LONDON: London cocoa futures on ICE hit fresh 2-1/2-year lows on Monday with the well-supplied market unable to stage a recovery despite a move by Ghana, the world’s second-biggest grower, to slash the fixed price paid to cocoa farmers.
Trade was quiet and volumes thin, however, as US markets were closed for Presidents Day and some Asian markets were closed for the Lunar New Year.
COCOA
London cocoa hit its lowest since mid-2023 earlier at 2,532 pounds a metric ton, and was down 0.2percent at 2,583 pounds/t by 1408 GMT. Ghana last week cut the price it pays to farmers by about a third to better align it with futures prices and try to spur demand.
Dealers said hedging pressure and fresh speculative sales continue to weigh on the chocolate ingredient, not least because even with the price move, Ghana still has excess stocks to sell.
The No. 2 cocoa grower said last week it has about 50,000 metric tons of unsold cocoa sitting at its ports. It was unable to shift the stock because the beans were priced significantly above ICE futures.
Weak demand is also weighing on cocoa meanwhile.
The cocoa grind in top grower Ivory Coast slipped 2.1percent year-on-year in January and is down 7.4percent since the season’s start, data showed earlier.

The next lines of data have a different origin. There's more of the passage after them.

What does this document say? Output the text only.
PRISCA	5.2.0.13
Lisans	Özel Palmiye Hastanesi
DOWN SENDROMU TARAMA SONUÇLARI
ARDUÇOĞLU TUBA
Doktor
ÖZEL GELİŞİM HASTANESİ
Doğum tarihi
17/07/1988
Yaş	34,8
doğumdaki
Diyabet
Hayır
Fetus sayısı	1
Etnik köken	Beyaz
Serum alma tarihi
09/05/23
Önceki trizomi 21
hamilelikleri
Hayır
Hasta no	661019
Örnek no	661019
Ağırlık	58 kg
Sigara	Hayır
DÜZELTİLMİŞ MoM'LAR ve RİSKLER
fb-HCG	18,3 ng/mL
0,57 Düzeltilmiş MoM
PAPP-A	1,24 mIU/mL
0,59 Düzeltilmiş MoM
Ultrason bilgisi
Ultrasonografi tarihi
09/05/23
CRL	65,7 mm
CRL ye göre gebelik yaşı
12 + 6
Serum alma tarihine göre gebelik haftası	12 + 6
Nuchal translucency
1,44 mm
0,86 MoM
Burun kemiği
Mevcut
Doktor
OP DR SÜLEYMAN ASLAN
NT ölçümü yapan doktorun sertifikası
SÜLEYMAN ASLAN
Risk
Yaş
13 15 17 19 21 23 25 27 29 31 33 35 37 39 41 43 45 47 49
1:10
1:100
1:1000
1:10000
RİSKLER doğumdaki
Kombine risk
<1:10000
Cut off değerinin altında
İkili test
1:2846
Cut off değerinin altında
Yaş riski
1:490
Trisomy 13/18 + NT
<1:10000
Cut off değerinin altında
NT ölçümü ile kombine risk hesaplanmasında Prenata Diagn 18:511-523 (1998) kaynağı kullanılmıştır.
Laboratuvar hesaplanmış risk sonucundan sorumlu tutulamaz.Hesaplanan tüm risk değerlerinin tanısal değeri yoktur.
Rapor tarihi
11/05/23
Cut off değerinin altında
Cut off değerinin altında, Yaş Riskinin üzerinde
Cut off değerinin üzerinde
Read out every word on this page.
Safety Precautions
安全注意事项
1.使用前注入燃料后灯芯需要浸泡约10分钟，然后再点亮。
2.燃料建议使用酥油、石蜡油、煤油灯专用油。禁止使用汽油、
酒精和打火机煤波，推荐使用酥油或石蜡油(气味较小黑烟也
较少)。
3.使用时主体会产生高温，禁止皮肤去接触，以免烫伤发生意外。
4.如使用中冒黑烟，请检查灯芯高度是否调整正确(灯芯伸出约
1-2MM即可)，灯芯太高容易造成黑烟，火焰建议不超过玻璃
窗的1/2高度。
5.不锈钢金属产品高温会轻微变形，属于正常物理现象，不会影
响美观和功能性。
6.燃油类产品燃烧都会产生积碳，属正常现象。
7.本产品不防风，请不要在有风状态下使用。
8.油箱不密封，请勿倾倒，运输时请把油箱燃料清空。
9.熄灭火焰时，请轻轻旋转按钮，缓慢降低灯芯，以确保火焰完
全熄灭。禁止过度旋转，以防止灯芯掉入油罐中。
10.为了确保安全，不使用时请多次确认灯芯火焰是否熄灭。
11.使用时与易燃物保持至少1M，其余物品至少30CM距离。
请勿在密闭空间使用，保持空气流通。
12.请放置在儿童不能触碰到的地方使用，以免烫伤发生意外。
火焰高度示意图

Cocoa arrivals at ports in Ivory Coast fell 4.4percent from the season start to February 15 versus the same period last season, but dealers said the country, like Ghana, has unsold stocks to sell and the port arrival figures don’t reflect this.
COFFE
Robusta coffee rose 0.6percent to USD3,822 a ton. The contract has been rising over the past week alongside arabica, which is up thanks to weather concerns in major producing countries like Brazil and Colombia.
SUGAR
White sugar rose 2.7percent to USD408 a ton, recovering from Friday’s five-year low. Broker ADMIS said there are indications the global surplus for 2025/26 may be even larger than previously thought, which should provide a ceiling to any rallies.